Bunu beklemiyordum hemde hiç. Sanırım bu artık benim de hayal gücümün zorlandığı kısımdı. Ne diyecektim? Onu seviyorum ama o anlamda değil?

Offfff....

O, çok kibar, yakışıklı, iyi kalpli ama ben ona kalbimi verebilir miyim? Bir insanın kaç kalbi olur ki? Benim tek bir kalbim var o da Harry de. Ee, o zaman? Ondan almalı mıyım?

O zaten senin kalbini bir köşeye fırlattı. Hem de yıllar önce. O kalp tozlanmış, bekliyor birini. Ve Edgar kesinlikle o kişi .

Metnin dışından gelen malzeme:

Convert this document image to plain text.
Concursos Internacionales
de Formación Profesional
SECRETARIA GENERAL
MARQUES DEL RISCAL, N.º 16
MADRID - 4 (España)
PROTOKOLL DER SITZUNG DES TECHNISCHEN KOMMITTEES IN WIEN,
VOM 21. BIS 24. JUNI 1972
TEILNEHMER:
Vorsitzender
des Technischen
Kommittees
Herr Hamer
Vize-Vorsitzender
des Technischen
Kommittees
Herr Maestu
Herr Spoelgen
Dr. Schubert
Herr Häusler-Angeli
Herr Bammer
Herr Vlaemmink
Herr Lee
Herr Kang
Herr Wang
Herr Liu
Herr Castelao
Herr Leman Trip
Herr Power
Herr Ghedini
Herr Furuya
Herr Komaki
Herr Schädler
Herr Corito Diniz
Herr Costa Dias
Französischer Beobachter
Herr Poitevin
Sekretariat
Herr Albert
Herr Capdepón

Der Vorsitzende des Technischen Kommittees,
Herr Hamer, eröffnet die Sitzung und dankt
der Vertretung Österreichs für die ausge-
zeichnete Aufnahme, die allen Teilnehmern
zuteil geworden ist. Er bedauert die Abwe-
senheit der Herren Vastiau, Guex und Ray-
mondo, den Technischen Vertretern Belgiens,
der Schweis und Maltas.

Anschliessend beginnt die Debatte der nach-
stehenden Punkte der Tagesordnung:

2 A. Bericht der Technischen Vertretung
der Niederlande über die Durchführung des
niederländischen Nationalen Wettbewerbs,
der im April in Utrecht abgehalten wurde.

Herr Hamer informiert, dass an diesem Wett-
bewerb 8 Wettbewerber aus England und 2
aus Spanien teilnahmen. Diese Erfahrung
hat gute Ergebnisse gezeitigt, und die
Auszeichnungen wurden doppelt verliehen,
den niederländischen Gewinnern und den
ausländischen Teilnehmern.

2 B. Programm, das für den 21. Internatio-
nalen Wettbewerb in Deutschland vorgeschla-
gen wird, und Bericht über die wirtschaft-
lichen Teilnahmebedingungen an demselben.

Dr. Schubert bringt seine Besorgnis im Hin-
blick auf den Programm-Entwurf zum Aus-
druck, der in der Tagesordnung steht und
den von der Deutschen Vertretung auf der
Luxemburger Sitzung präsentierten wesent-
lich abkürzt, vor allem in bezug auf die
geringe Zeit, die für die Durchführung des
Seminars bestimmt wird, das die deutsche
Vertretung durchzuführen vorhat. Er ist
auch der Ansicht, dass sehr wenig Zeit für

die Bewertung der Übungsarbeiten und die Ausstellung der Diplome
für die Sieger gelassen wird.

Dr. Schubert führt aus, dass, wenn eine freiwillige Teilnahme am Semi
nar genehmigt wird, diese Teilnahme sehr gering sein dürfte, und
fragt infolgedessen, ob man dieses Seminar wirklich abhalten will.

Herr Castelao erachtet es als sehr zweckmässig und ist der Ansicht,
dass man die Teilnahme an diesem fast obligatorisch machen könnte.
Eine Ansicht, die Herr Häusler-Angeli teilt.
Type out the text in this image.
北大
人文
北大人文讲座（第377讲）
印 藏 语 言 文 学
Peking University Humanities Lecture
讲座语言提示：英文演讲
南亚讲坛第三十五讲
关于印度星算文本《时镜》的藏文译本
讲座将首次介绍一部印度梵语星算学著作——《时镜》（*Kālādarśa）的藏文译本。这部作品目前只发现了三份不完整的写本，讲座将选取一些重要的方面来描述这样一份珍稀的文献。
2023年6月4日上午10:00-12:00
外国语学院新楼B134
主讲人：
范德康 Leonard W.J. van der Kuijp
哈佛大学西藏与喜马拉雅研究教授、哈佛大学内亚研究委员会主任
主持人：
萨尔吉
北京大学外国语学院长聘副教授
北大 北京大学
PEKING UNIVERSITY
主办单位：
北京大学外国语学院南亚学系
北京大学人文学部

Sanırım ilk olmasada sayılı anlardan biriydi bu, iç sesimi dinlemem.

"Evet, Edgar. "

Sonra Edgar hiç beklemediğim bir şey yapıp beni öptü, uzun uzun öptü. Artık bu dudakların Harry'e ait olmadığını anladığımda sol gözümden bir damla yaş, çiselemeye başlayan yağmura karıştı...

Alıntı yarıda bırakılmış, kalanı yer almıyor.